9月末の決算状況が続々公表されている。そこで気になることがある。主要企業の業績の推定値が、公表日の少し前に新聞の紙面を飾ることである。昨日はさらに、日本航空の決算概況が国土交通省の大臣によって事前に公表された。
大臣の前原氏は13日の閣議後の記者会見で、夕方に公表予定の日本航空の2009年4?9月期決算について、「大変厳しいものになる」との見通しを示し、「事業再生ADR(裁判以外の紛争解決)を申請するとの報告があった」との主旨の記者会見を行った。
本来、企業業績に関する情報公開は当該企業自身が行うべきものであり、それまでの間、内部者以外の者に公表前の情報を伝えるべきではない。監査法人や社外取締役等の関係者には業務上、伝える必要性があるものの、これらの者は内部者を形成しており、彼/彼女らが業績に関する情報を外部に伝達することは望ましくない。また、何らかの特殊な理由で情報の伝達を受けた外部者が、その情報に基づいて証券を売買すれば、インサイダー取引の禁止規定に違反してしまう。
ということで、企業とすれば、投資家の投資意思決定に重要な影響を与える情報(決算数値など)を、たとえ新聞記者であっても、その情報が企業によって公表される前に外部者に伝達することは慎むべきである。また大臣が業務上やむをえず業績に関する重要な情報を知ったとしても、その情報を企業自身が公表する以前に、外部に伝えることは望ましくない。さらに言えば、監督官庁の関係者が被監督企業の情報をどうしても外部に伝えたいのであれば、その企業の責任者を同席させ、彼/彼女の口から語らせるべきだろう。
思うに、日本社会では、情報の重要性に関する感性が低い。

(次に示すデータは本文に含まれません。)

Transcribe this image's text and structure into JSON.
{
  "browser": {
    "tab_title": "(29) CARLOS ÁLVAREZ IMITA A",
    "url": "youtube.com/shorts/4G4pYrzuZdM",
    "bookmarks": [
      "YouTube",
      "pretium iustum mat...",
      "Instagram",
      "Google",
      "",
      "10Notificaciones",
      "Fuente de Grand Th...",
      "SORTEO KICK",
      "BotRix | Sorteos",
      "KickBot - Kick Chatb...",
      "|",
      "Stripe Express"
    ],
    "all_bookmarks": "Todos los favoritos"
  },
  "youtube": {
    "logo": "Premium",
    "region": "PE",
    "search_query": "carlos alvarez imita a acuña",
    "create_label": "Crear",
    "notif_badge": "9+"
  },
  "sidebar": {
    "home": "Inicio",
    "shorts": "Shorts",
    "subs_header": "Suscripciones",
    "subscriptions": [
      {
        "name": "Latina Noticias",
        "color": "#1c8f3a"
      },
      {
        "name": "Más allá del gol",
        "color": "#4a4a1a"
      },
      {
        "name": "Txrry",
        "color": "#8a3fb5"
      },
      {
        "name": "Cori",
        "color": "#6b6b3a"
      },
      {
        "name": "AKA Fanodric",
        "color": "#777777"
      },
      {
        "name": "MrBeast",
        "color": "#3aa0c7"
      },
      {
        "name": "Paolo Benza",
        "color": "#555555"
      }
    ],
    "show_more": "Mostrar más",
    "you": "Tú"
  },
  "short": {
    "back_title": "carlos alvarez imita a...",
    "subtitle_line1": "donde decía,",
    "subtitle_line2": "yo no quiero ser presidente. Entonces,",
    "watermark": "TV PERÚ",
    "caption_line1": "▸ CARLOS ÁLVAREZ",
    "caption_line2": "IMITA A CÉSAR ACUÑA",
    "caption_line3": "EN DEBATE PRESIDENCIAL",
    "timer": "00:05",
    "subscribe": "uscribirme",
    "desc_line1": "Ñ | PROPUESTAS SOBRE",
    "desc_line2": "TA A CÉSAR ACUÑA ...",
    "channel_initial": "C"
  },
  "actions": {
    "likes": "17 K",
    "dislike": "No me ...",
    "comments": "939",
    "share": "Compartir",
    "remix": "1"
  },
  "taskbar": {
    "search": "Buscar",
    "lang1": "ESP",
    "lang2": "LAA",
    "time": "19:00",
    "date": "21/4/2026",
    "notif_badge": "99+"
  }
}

新聞も大臣も、情報の重要性と、その管理に関して必ずしも十分に認識していないと思える。さらに、企業側としても情報の重要性を真に認識しているとは思えない。
少し別の角度から見れば、企業業績に関する情報がいろいろなルートから漏れる一因は、企業側の決算情報の発表が遅いことにある。どのような企業であっても一ヶ月もあれば決算はまとまるはずである。そうでない会社があれば、上場会社失格だろう。現実は、数値がまとまった後、社内手続きに相当の時間を要しており、外部への正式の公表が遅れてしまっている。これらの手続きの間に、決算情報を得た内部者は、その情報を概算値だとして丸めて外部に提供できるし、実際に提供してしまっている。
何か「おかしくない?」である。